In seinem verzauberten Zustande liebt der Kaiser Musik sehr. Mancher Hirt, der hier auf seiner Schalmei blies, wurde schon zu ihm eingeladen, um ihm etwas vorzublasen, und dann beschenkt. Das war bekannt in der Gegend. Eine Gesellschaft Musikanten beschloß daher, ihm eine vollständige Nachtmusik zu bringen. In einer finstern Mitternachtsstunde machen sie sich auf, und als unten in Tilleda die Glocke zwölf schlug, blasen sie los.
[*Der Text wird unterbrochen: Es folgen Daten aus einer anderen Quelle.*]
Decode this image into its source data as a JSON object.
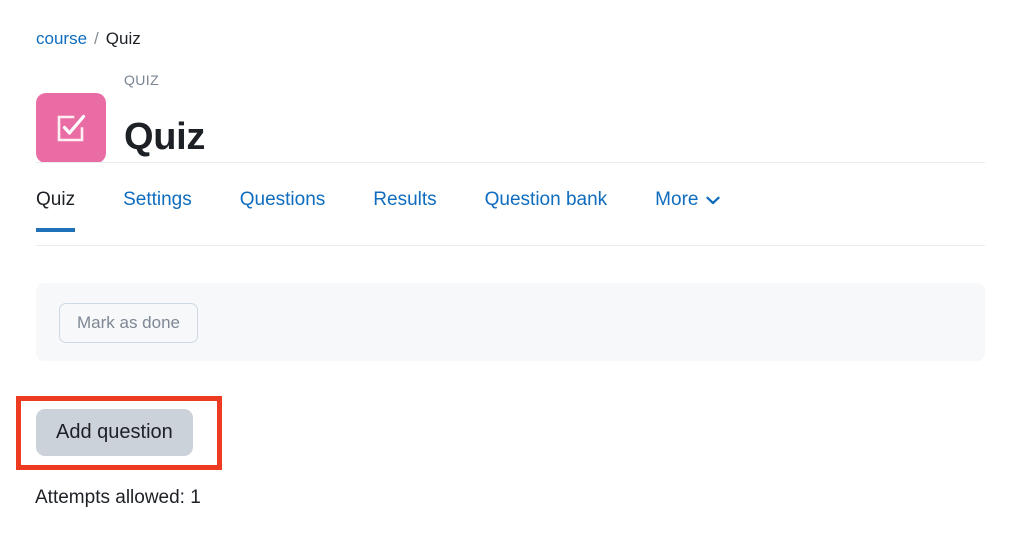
{
  "breadcrumb": {
    "course_label": "course",
    "separator": "/",
    "current_label": "Quiz"
  },
  "activity_header": {
    "icon_name": "quiz-checkbox-pen-icon",
    "icon_color": "#ea6ca4",
    "eyebrow": "QUIZ",
    "title": "Quiz"
  },
  "tabs": [
    {
      "label": "Quiz",
      "active": true
    },
    {
      "label": "Settings",
      "active": false
    },
    {
      "label": "Questions",
      "active": false
    },
    {
      "label": "Results",
      "active": false
    },
    {
      "label": "Question bank",
      "active": false
    },
    {
      "label": "More",
      "active": false,
      "has_chevron": true
    }
  ],
  "completion": {
    "mark_done_label": "Mark as done"
  },
  "actions": {
    "add_question_label": "Add question"
  },
  "annotation": {
    "color": "#ed3b22",
    "target": "add-question-button"
  },
  "info": {
    "attempts_allowed": "Attempts allowed: 1"
  },
  "colors": {
    "link": "#0f6cbf",
    "active_tab_underline": "#1f72b8",
    "panel_bg": "#f7f8fa",
    "button_bg": "#ccd2d9",
    "text": "#1d2125",
    "muted": "#7a8591"
  }
}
Beim zweiten Murki kommt die Prinzessin mit Lichtern in der Hand auf sie zugetanzt, und ladet mit Mienen sie ein, ihr zu folgen. Der Berg öffnet sich, die ganze Gesellschaft zieht spielend ein. Essen und Trinken wird reichlich aufgetischt, und die Kapellisten lassen sich's gut schmecken. Das war nun zwar recht gut, aber sie wollen gern auch etwas von den Brillanten haben, die nur so herum lagen. Allein niemand bietet ihnen etwas an. Nicht ganz zufrieden, brechen sie endlich auf, als schon der Morgen graute, meinend, beim Abschiede würde es doch ein Trinkgeld geben. Allein, der Kaiser nickt ihnen, ganz nach großer Herren Art, freundlich zu, und seine erlauchte Tochter giebt jedem Musikanten einen grünen Busch.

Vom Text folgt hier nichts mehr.